L'invention du roman pour la jeunesse au XIXe siècle

par Juliette Doury-Bonnet
Paris : Didier Érudition, 2002. – p. 414-535 ; 23 cm. – Numéro de : Revue de littérature comparée, ISSN 0035-1466, n° 304, 2002. Abt (4 numéros) : 59 €. (étudiants : 44 €) pour la France.

Dans l’avant-propos de ce numéro spécial de la Revue de littérature comparée, Isabelle Nières-Chevrel constate que, bien qu’apparu dès 1719 en Angleterre avec The Life and Surprizing Adventures of Robinson 1, en 1830, le roman pour la jeunesse n’existe pas en France. Il va se construire entre 1840 et 1860 autour de deux modèles littéraires, le voyage pédagogique (sur le modèle du Télémaque de Fénelon) et la robinsonnade. Le mode de narration à l’œuvre dans les livres destinés à l’enfance se transforme 2 : « L’adulte de “bon conseil” a disparu ; seule subsiste la distance ironique du narrateur moderne. » En effet, la littérature de jeunesse est « tributaire des formes qui s’inventent dans le roman pour adultes : les écrivains pour la jeunesse sont aussi des lecteurs pour leur propre compte » .

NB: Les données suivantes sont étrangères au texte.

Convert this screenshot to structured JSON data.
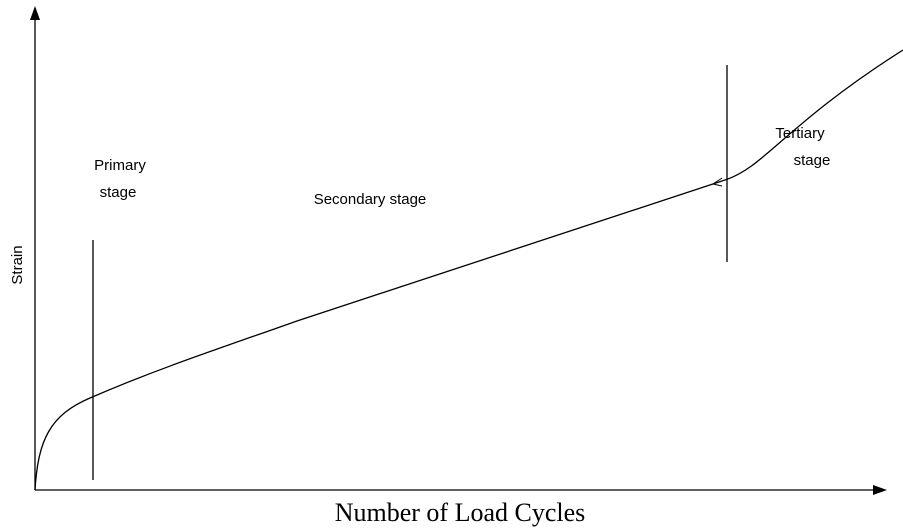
{
  "axes": {
    "x_label": "Number of Load Cycles",
    "y_label": "Strain"
  },
  "stages": [
    {
      "lines": [
        "Primary",
        "stage"
      ]
    },
    {
      "lines": [
        "Secondary stage"
      ]
    },
    {
      "lines": [
        "Tertiary",
        "stage"
      ]
    }
  ]
}
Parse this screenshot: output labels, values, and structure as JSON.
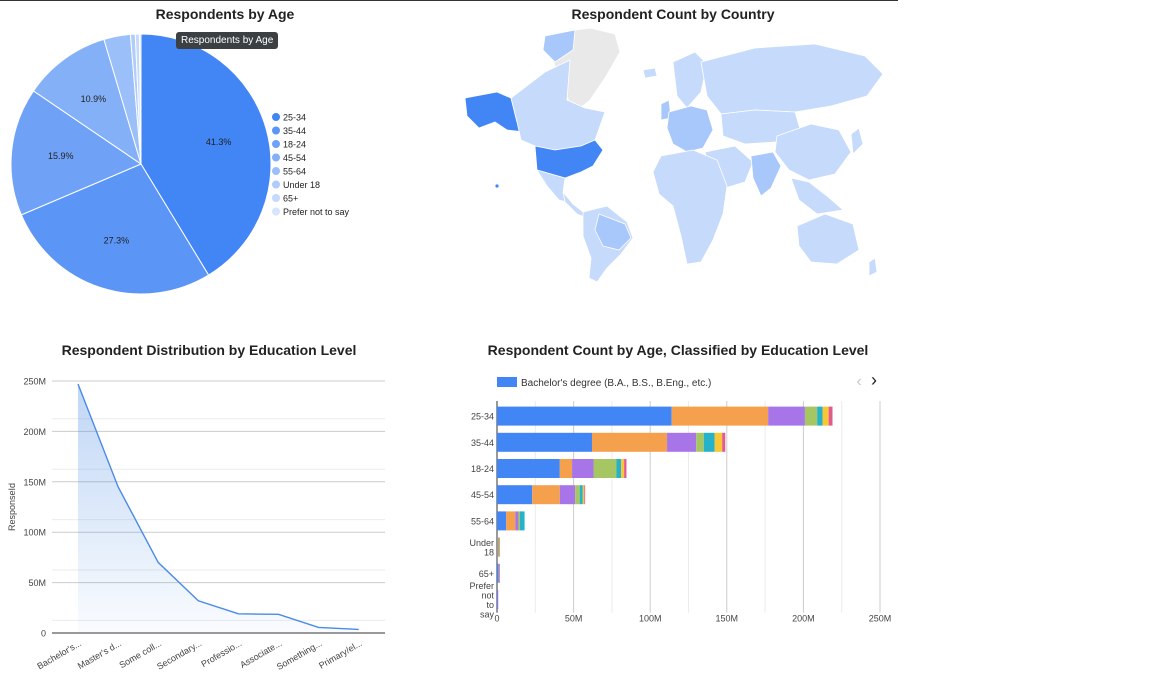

La comparaison avec la situation en Espagne et en Italie prouve l’importance sur son développement de facteurs comme la scolarisation, la place de l’édition non scolaire, l’influence de l’Église sur la vie culturelle, la tradition romanesque nationale et les caractéristiques du lectorat adulte. Dans leurs contributions, Marisa Fernández-López (« La naissance du roman hispanique à la lumière des modèles français, anglais et américain ») et Mariella Colin (« La naissance de la littérature romanesque pour la jeunesse au XIXe siècle en Italie, entre l’Europe et la nation ») mettent l’accent sur l’importance des traductions d’ouvrages étrangers, surtout français, au XIXe siècle, pour combler le vide éditorial et permettre l’émergence d’une littérature enfantine nationale.

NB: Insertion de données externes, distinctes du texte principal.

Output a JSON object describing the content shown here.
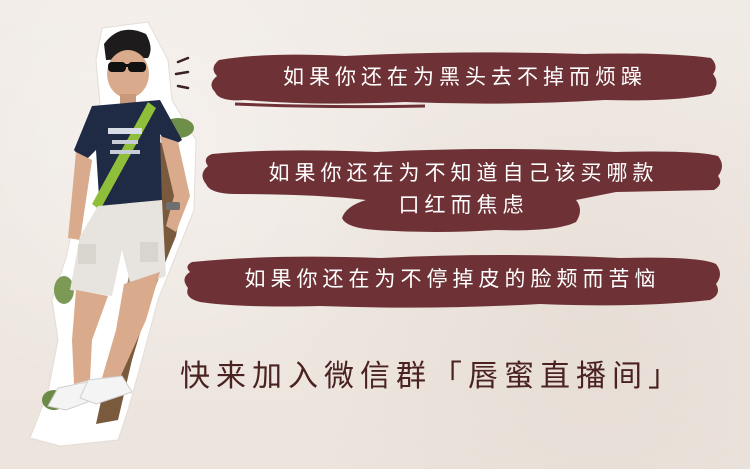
{
  "colors": {
    "background": "#efe8e2",
    "banner": "#6e3236",
    "banner_text": "#ffffff",
    "cta_text": "#4a2222"
  },
  "banners": [
    {
      "lines": [
        "如果你还在为黑头去不掉而烦躁"
      ]
    },
    {
      "lines": [
        "如果你还在为不知道自己该买哪款",
        "口红而焦虑"
      ]
    },
    {
      "lines": [
        "如果你还在为不停掉皮的脸颊而苦恼"
      ]
    }
  ],
  "cta": {
    "text": "快来加入微信群「唇蜜直播间」"
  },
  "icons": {
    "person": "person-cutout-illustration",
    "marks": "exclamation-marks-icon"
  }
}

Isabelle Nières-Chevrel remarque que la plupart des héroïnes de la littérature de jeunesse ont été imaginées par des femmes, à part le personnage d’Alice de Lewis Carroll. La distinction entre hommes et femmes écrivains « devient encore plus pertinente dans la seconde moitié du siècle quand la distribution sexuée des personnages se confond avec celle des futurs lecteurs » : l’opposition entre lectures pour garçons et lectures pour filles s’affirme. D’ailleurs, « on redoute les attraits du “romanesque” sur les filles », ce qui explique l’antériorité du roman pour garçons sur le roman pour filles. Ce dernier domaine sera influencé par les « romans domestiques » américains dont est issu Little women de Louisa May Alcott (1868) 3. Cependant, dans son article, « Hector Malot, romancier de la jeunesse active et volontaire », Yves Pincet insiste sur la « féminisation du thème de l’enfance » dans l’œuvre d’Hector Malot à partir d’En famille, paru chez Flammarion en 1893, après une publication par épisodes dans Le Petit journal .

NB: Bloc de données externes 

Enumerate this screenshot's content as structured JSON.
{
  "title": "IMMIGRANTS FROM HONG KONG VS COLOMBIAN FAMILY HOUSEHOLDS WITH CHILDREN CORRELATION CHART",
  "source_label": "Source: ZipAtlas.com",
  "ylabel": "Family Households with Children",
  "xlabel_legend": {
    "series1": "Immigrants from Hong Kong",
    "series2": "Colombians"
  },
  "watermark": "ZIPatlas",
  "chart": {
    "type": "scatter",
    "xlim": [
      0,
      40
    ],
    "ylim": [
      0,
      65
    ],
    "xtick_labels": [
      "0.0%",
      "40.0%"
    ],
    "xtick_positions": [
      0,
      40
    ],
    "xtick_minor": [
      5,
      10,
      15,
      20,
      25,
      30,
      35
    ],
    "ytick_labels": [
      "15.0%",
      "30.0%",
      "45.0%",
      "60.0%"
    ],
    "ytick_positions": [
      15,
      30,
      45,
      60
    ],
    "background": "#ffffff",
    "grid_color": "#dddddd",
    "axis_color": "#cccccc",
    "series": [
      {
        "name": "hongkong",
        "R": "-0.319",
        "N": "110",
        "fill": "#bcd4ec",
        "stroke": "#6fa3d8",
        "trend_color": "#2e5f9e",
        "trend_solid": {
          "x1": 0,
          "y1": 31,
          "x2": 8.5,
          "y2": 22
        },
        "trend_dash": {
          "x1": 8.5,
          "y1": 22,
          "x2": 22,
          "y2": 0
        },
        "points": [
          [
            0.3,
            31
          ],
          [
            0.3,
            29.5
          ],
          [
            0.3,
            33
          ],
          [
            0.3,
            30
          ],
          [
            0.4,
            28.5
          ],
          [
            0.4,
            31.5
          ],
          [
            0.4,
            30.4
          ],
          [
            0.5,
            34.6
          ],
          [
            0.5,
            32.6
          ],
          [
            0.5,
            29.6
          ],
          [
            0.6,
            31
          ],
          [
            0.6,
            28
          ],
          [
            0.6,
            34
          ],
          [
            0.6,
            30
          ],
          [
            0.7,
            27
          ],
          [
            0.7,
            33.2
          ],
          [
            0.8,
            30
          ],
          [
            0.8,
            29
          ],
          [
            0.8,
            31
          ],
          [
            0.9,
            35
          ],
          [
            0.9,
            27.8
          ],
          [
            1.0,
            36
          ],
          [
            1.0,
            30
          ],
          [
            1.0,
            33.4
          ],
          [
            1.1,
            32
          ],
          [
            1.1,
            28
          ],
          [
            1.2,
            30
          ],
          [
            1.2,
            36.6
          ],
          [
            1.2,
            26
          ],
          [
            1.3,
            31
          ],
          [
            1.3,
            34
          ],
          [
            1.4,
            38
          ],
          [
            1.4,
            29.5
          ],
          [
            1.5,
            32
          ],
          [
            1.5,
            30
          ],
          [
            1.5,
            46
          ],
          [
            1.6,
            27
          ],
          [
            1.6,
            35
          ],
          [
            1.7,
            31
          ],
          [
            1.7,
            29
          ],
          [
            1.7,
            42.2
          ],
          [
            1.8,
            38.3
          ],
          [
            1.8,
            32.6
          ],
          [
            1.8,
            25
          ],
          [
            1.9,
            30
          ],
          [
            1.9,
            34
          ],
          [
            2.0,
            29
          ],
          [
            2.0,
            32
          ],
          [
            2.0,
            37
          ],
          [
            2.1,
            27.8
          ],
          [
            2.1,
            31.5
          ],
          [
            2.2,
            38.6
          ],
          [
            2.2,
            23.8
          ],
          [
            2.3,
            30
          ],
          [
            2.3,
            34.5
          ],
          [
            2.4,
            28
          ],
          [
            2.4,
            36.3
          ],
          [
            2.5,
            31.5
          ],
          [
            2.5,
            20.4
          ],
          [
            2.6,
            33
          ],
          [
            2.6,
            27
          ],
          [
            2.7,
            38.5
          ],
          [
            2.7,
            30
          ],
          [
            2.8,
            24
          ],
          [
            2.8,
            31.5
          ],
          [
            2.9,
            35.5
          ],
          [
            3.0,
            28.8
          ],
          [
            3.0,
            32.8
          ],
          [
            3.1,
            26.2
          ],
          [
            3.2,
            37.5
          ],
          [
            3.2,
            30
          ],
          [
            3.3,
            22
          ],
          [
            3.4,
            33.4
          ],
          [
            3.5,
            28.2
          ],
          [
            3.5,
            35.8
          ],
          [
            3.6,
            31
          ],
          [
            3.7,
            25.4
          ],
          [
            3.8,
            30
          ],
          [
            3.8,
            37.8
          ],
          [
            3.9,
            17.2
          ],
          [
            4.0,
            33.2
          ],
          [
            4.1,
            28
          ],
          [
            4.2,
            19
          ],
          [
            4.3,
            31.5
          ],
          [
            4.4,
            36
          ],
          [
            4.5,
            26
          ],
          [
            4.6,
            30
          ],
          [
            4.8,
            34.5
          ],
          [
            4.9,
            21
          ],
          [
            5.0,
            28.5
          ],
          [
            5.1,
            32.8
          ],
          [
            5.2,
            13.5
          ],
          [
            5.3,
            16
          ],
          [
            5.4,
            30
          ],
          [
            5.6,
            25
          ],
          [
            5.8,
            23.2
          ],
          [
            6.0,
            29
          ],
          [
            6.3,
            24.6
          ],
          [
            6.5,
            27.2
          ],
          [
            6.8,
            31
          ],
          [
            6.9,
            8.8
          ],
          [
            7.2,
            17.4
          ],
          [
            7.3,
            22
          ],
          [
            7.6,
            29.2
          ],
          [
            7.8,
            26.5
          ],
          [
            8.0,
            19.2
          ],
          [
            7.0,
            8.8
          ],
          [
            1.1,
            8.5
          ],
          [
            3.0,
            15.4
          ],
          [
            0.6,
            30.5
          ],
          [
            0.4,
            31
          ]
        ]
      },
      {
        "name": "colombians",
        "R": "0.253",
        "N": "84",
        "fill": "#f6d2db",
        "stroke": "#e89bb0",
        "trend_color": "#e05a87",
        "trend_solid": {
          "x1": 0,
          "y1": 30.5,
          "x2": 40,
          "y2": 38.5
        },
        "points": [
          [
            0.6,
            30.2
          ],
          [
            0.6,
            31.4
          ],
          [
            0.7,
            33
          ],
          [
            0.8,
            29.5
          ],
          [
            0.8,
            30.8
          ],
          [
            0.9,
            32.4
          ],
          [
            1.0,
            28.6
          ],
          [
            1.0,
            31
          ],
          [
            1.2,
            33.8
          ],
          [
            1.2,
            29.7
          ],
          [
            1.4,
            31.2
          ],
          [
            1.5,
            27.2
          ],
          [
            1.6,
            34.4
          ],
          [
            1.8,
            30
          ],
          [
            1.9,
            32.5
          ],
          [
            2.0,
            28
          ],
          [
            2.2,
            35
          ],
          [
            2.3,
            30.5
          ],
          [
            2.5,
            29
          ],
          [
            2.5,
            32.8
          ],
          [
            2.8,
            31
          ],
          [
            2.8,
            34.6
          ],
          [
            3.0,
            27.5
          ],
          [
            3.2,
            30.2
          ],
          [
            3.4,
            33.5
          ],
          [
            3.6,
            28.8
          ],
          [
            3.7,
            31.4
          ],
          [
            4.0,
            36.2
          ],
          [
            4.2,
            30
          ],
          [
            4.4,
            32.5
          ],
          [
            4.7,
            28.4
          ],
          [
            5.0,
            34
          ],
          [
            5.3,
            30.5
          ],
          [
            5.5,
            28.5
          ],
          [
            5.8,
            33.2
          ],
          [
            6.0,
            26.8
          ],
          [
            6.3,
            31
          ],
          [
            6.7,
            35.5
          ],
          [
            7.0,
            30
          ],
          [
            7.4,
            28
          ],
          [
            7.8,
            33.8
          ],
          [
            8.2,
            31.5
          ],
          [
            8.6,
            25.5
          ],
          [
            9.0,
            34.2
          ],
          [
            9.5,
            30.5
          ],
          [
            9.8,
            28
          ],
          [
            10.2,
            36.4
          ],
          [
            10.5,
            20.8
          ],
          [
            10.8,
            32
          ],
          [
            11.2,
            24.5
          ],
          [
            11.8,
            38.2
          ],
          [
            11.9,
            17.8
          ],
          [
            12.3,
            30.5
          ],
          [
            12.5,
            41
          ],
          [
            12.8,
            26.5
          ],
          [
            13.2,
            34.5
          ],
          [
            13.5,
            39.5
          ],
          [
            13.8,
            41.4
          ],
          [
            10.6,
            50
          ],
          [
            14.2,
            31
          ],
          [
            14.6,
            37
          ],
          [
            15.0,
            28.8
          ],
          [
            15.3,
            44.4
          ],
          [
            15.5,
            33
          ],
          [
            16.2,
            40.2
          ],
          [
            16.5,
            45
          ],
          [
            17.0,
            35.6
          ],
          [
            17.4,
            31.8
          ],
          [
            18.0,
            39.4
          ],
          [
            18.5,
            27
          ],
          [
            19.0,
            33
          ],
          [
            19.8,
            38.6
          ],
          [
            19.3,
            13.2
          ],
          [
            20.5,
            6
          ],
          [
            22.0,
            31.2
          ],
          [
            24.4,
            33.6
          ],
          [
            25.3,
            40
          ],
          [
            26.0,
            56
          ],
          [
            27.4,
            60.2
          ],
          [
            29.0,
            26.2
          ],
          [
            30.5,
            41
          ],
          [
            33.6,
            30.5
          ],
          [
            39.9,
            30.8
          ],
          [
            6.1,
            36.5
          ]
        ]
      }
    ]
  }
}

Le développement de la presse a joué un grand rôle dans l’apparition du roman pour enfants. Francis Marcoin évoque la naissance en 1832 du premier grand périodique pour la jeunesse, le Journal des enfants, qui publie en feuilleton Les aventures de Jean-Paul Choppart de Louis Desnoyers, que l’on peut considérer comme le premier roman français pour enfants. Ce récit inaugure « une littérature “facile” qui ne tardera pas à faire le bonheur de la presse pour adultes » et « prend toute sa place dans la littérature “industrielle” » .

En 1860, le roman pour la jeunesse est né. À l’aube du XXe siècle, il a déjà ses classiques.

Dans sa contribution, « Terres étrangères, figures d’étrangers dans l’œuvre de la comtesse de Ségur », Isabelle Nières-Chevrel se penche sur le paradoxe de ces romans qui « commencent quand s’arrête l’aventure ». « Loin de mener ses jeunes lecteurs […] dans les voies périlleuses du vaste monde, [la comtesse de Ségur] fait venir tous ses étrangers dans l’univers étroit qui leur est familier. »

À la suite du dossier, la Revue de littérature comparée propose une rubrique Comptes rendus (il s’agit pour cette livraison d’une critique de Du récit merveilleux ou l’ailleurs de l’enfance d’Alain Montandon), une revue des revues et des résumés en français et en anglais des articles.

  1. (retour)↑  Voir l’article de Dennis Butts, « The birth of the boys’ story and the transition from the Robinsonnades to the adventure story ».
  2. (retour)↑  Hans-Heino Ewers, « La littérature de jeunesse entre roman et art de la narration : réflexions à partir de Walter Benjamin ».
  3. (retour)↑  Anne Scott MacLeod, « Girls’ novels in America: the beginnings ».